Perhaps you could start with an Ikigai graphic, say how you found it powerful and that you’d like to talk to them today about how you and the business can help them spend more time in the centre of that diagramme?

I find that a powerful way to set a frame, though you will have many others of your own.

For sure, though, set a frame that allows an open and expansive conversation. Only then can you look at asking the sorts of questions that can unearth hidden assets.

What would you love to do, or to do more of at work?

This is a great question to ask people once the environment is right for them to open up about that with you. It links to the “Well/Different/Missing” concept.

A couple more:

  • What don’t you get to do at work that you’d love to do?
  • What do you feel you’d like to do less of? If you did less of that, what would that leave space for you to do more of?

Now, those three questions are all around work and “Well/Different/Missing”.

To go deeper in mining for hidden assets, and if you have created a space of openness and trust, ask people about their personal lives in the same vein, such as:

  • What do you love spending time on most outside work?
  • Do you have any passion projects where you invest time and energy to make a difference?
  • What skill have you learned or deepened outside of work in the last year?

There could be many more, the idea is to be curious and open in your questions and see where it flows.

One tip is to be careful about being too expansive about this. For example, if you ask “if time and money were no objects, what would you spend your life doing”, as this may disconnect the person from what may seem like a stretch (but is achievable) to something more “pie in the sky” and dreamlike.

The idea here is that you are genuinely curious about what drives and motivates people and, potentially, how their Ikigai (what they love and are good at in particular) could lead to them having hidden assets that they could use within your business as well as outside.

Personal Examples

Two from me that will both help you understand my own Ikigai, my “reason for being”, as well as to perhaps take those examples to illustrate how you may help team members do more of what they love at work and so unearth their hidden assets to their and your benefit.

First, I am a FINA Swim Referee. FINA is the world governing body of swimming. I have loved officiating at swim meets for many years, to the level that I committed over a decade ago to the process of learning and progressing to that level of international refereeing. I love that learning and I love most of all that I can then share those learnings to others while also having the opportunity to lead in a space different from my work environment.

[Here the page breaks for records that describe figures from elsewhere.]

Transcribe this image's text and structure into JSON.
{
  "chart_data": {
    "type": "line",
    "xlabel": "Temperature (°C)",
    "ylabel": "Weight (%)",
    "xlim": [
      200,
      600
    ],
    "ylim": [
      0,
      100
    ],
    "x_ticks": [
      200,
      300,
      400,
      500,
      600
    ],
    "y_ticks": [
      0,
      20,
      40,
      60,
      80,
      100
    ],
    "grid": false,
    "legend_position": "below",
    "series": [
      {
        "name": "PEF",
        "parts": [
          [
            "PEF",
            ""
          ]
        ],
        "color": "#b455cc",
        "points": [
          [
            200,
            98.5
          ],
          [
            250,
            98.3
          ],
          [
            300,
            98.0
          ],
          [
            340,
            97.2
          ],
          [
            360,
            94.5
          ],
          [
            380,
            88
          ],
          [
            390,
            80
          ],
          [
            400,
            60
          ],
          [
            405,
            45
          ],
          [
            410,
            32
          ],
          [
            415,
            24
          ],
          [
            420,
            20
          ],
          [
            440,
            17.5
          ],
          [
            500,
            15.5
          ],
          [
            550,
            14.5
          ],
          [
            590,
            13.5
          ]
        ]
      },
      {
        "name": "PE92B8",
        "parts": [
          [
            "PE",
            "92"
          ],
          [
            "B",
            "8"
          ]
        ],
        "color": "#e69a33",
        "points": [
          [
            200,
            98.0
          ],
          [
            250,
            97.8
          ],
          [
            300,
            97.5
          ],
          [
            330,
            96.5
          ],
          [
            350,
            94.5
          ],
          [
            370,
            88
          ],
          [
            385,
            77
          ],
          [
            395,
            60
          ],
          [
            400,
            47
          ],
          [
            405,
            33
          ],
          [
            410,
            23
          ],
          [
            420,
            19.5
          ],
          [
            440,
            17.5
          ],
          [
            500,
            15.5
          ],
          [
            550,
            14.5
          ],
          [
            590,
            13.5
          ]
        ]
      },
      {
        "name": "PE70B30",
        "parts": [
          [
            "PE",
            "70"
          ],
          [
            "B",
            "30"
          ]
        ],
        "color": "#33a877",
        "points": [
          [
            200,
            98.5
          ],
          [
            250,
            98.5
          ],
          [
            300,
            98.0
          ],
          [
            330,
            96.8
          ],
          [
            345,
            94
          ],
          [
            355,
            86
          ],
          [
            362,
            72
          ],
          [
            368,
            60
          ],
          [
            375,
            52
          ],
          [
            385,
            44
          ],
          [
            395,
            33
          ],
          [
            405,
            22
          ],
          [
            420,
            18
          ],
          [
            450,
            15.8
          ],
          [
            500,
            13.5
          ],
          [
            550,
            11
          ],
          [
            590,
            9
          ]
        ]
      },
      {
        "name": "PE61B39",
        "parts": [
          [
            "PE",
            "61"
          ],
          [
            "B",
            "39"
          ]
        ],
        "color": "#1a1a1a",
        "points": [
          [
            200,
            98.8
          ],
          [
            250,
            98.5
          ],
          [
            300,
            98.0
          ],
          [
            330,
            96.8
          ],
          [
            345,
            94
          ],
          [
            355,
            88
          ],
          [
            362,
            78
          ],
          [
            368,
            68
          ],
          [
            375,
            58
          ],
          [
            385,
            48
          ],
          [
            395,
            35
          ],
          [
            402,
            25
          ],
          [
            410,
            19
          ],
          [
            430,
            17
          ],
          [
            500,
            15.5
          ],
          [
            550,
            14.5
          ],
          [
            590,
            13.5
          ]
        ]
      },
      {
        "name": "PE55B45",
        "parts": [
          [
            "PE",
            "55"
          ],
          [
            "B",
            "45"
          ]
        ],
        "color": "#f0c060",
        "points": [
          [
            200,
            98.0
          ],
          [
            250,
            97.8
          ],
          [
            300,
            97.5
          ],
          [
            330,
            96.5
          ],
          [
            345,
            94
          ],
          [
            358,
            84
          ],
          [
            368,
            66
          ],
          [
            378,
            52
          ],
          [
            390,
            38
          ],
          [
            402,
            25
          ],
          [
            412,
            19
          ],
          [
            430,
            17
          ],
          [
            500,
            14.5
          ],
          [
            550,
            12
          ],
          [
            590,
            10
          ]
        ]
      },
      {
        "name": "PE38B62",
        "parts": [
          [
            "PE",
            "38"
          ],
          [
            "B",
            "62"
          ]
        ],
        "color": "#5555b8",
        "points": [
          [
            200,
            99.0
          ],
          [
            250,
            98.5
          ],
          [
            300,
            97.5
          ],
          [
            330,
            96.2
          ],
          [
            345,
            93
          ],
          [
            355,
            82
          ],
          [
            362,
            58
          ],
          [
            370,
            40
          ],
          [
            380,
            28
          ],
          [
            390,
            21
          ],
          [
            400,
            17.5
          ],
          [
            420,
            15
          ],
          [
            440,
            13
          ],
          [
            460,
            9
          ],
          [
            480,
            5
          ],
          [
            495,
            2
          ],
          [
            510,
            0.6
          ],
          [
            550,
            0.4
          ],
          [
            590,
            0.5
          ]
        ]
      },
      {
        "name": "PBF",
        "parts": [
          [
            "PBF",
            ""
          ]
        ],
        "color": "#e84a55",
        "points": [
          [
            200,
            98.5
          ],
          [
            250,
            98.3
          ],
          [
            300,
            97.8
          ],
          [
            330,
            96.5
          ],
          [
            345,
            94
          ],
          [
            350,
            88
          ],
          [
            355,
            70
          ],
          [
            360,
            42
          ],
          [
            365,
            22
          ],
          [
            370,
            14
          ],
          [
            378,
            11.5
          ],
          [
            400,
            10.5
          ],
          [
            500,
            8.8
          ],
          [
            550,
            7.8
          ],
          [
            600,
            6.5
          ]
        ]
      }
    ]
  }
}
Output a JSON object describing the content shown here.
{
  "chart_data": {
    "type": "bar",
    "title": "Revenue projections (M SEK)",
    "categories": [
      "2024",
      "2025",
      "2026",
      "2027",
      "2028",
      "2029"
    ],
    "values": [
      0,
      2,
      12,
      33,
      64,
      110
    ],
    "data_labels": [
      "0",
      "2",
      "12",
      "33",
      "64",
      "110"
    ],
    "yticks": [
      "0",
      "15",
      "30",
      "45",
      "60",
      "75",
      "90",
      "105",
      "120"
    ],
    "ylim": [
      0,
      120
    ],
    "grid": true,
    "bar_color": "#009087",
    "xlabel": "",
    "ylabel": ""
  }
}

One of my most widely read posts ever is: “Leadership Lessons from a Swim Referee” which shares in depth about this. What I love most about that post is that it was picked up by multiple countries and shared with their national officials.

Second, I am someone who loves to learn new skills and see where they take me. Approaching two years ago I decided to listen to and act upon the voices (friends, colleagues as well as in my head!) that told me I should write more. I then committed to sharing learnings (of my own and curated from others) by writing daily on this site. I have already learned in many ways from this practice and am excited to see what will emerge over time (with the next step being to add a section to this site curating some core models I’ve both learned and developed myself, all under the theme “Open Leadership”.

Now, using my own stories, can you get a sense of my Ikigai, my “reason for being”?

If I was on your team in a particular role, having learned these things about me, what might you talk to me about doing more of, of doing things differently and doing things?

Good luck in unearthing the hidden assets in your people.

Oh, and perhaps start with yourself?

For that, a recommendation getting a coach to do that with and for you. We cannot truly see ourselves, far easier and quicker to have a specialist in listening and reflecting to do that for and with us.